UN mission in Georgia assists fact-finding team after recent attack on Government post

A fact-finding team led by the United Nations has begun looking into reports of a weekend attack on a Georgian Government position in the Upper Kodori valley in the north-west of the country.

Members of the UN Observer Mission in Georgia (UNOMIG) are leading the group including representatives from the Government and Abkhaz sides, as well as with those from the Commonwealth of Independent States peacekeeping force, a UN spokesperson told reporters today.
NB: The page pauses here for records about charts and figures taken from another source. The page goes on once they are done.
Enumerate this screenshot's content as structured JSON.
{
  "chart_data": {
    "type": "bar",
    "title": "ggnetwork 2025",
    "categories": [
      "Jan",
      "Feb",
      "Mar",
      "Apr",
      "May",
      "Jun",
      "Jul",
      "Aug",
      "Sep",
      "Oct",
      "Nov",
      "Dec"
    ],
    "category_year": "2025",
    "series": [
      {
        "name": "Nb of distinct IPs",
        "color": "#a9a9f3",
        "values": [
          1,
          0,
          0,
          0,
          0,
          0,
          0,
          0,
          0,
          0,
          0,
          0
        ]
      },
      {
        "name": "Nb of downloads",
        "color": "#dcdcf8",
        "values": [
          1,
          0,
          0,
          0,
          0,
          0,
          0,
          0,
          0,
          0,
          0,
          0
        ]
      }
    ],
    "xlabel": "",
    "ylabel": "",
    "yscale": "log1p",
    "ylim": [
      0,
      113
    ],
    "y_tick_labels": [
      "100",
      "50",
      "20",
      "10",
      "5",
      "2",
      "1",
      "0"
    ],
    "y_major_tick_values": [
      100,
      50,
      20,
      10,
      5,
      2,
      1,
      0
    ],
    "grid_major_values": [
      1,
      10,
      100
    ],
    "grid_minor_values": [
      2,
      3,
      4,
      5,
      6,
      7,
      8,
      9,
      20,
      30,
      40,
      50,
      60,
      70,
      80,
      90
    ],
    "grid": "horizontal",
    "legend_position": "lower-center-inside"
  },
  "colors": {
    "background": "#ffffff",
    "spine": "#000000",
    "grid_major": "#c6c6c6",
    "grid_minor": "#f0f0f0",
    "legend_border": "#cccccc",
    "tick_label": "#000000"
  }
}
Michele Montas said the joint team had already gone to the Upper Kodori Valley, adding that the UN was taking the reports of Sunday’s attack with “utmost seriousness.”

After the reports surfaced, the Secretary-General’s Special Representative for Georgia, Jean Arnault, immediately contacted the Georgian and Abkhaz sides in order to form the joint fact-finding group, she said.

Last month, a UN-backed group of countries involved in the peace process between the Government and Abkhaz separatists called on both sides to immediately tackle security issues in the north-west.

The Group of Friends referred to the zone of conflict and also to the Upper Kodori valley, which has in the past been the scene of clashes.

UNOMIG was set up in 1993 and expanded following the signing by the parties of the 1994 Agreement on a Ceasefire and Separation of Forces to verify compliance, with patrols of the Kodori valley a specific part of its mandate.

The Mission currently has some 140 uniformed personnel, including 127 military observers and 12 police, supported by 100 international civilian personnel and 178 local civilian staff.